In physics it may still be mentally helpful to conceptualise atoms as “solid particles”, and even useful to deal with them as such in limited scientific situations. But such a view has shifted from a “physical theory” to a mere analogy. Likewise, I’ve no doubt that the abstract concept of an isolated “gene”, somehow responsible for an equally abstract concept of a discrete “trait”, might have practical use – as an analogy. In the same way one might still find Darwin’s gemmules to have a limited explanatory utility.
But an analogy for what? Unlike the case of physics, there is no set of partial differential equations that describes the “higgledy-piggledy” organisation of the genome.

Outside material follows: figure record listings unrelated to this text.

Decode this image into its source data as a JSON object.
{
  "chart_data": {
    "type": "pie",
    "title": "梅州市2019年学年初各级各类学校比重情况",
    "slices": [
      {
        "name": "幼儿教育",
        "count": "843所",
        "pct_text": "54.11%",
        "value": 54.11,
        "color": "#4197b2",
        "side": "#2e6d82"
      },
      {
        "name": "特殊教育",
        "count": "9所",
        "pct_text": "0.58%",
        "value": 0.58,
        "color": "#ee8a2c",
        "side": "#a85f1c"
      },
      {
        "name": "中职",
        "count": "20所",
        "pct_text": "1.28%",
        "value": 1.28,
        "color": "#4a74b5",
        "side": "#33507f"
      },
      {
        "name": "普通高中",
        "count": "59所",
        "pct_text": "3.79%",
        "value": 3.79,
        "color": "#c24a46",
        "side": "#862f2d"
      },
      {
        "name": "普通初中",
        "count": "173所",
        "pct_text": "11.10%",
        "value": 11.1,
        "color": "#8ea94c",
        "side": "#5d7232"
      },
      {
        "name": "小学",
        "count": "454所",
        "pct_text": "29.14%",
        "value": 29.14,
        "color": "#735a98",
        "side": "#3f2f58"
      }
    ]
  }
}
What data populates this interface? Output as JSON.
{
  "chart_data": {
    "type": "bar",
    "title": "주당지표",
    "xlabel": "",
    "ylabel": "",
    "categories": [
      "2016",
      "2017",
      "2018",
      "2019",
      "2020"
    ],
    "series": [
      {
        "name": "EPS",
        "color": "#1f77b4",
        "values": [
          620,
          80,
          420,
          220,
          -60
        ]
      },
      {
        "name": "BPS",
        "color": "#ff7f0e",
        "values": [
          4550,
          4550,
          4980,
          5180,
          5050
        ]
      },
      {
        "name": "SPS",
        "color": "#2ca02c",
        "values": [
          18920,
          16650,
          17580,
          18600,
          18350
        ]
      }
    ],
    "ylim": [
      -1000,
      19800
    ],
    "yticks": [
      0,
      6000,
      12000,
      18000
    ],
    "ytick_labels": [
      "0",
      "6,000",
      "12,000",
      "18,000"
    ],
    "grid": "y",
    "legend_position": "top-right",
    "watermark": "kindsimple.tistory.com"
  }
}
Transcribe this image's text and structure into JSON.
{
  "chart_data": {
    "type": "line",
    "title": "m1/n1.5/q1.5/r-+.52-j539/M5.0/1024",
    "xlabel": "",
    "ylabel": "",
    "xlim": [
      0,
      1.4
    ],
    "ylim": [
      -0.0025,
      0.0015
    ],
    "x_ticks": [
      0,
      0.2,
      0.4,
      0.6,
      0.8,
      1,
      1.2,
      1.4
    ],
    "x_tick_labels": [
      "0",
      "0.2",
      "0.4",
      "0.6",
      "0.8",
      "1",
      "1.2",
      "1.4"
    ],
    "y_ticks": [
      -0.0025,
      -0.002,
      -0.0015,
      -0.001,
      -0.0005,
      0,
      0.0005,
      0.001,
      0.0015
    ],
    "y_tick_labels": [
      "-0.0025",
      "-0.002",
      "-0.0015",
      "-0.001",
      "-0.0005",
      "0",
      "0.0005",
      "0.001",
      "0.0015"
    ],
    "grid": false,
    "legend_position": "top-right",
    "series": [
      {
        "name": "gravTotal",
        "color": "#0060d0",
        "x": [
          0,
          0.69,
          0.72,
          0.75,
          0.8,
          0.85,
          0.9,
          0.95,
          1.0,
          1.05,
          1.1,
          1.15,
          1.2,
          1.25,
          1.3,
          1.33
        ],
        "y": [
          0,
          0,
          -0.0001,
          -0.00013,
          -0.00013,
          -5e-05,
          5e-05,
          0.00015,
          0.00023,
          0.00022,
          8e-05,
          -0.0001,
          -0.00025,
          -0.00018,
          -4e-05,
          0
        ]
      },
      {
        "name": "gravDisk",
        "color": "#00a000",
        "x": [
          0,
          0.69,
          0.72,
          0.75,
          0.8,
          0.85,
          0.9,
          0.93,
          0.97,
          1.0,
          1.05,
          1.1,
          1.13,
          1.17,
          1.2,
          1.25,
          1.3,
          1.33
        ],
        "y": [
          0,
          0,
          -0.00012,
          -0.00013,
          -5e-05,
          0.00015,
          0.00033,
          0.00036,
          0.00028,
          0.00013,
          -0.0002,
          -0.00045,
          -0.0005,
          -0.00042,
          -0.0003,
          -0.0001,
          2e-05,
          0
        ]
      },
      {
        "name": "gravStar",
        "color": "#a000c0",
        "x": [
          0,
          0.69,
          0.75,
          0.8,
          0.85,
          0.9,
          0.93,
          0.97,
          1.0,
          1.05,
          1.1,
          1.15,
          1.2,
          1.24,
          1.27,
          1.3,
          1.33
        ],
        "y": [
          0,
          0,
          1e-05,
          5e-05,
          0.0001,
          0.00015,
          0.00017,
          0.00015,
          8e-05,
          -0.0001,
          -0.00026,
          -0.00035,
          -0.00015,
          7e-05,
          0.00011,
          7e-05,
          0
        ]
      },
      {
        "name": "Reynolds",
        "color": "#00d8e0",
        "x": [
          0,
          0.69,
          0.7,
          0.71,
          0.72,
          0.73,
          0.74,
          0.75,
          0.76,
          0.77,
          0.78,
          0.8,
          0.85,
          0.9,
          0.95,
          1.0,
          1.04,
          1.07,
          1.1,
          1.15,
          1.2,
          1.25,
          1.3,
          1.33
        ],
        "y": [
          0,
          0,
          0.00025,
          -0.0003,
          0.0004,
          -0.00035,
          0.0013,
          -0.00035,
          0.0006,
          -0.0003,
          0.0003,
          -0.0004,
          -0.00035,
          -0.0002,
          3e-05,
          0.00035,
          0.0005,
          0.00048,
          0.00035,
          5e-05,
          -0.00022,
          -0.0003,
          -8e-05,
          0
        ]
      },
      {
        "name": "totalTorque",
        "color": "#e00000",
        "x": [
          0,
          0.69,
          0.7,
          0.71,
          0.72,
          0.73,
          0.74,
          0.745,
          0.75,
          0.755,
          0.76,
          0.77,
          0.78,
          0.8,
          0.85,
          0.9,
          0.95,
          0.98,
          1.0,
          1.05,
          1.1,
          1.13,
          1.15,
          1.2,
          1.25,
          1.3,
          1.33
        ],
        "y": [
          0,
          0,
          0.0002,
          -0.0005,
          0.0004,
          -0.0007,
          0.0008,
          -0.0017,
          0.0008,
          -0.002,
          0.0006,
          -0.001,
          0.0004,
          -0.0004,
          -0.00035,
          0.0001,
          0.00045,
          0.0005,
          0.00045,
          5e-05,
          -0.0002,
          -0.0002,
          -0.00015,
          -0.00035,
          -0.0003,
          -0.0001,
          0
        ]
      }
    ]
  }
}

And since living processes already go far beyond our nearest physical comparator – digital technology – we currently have no physical theory to understand genome function either.
One cannot understand a biological function, like walking, without seeing its context in the whole animal. Perhaps the same is true for what we have called “genes”. It seems we can only begin to understand life in terms of itself, cut off from any all-encompassing theoretical framework – which is remarkably Goethian. That may prove a fruitful approach, but it is certainly very different from any other branch of science of which I’m aware.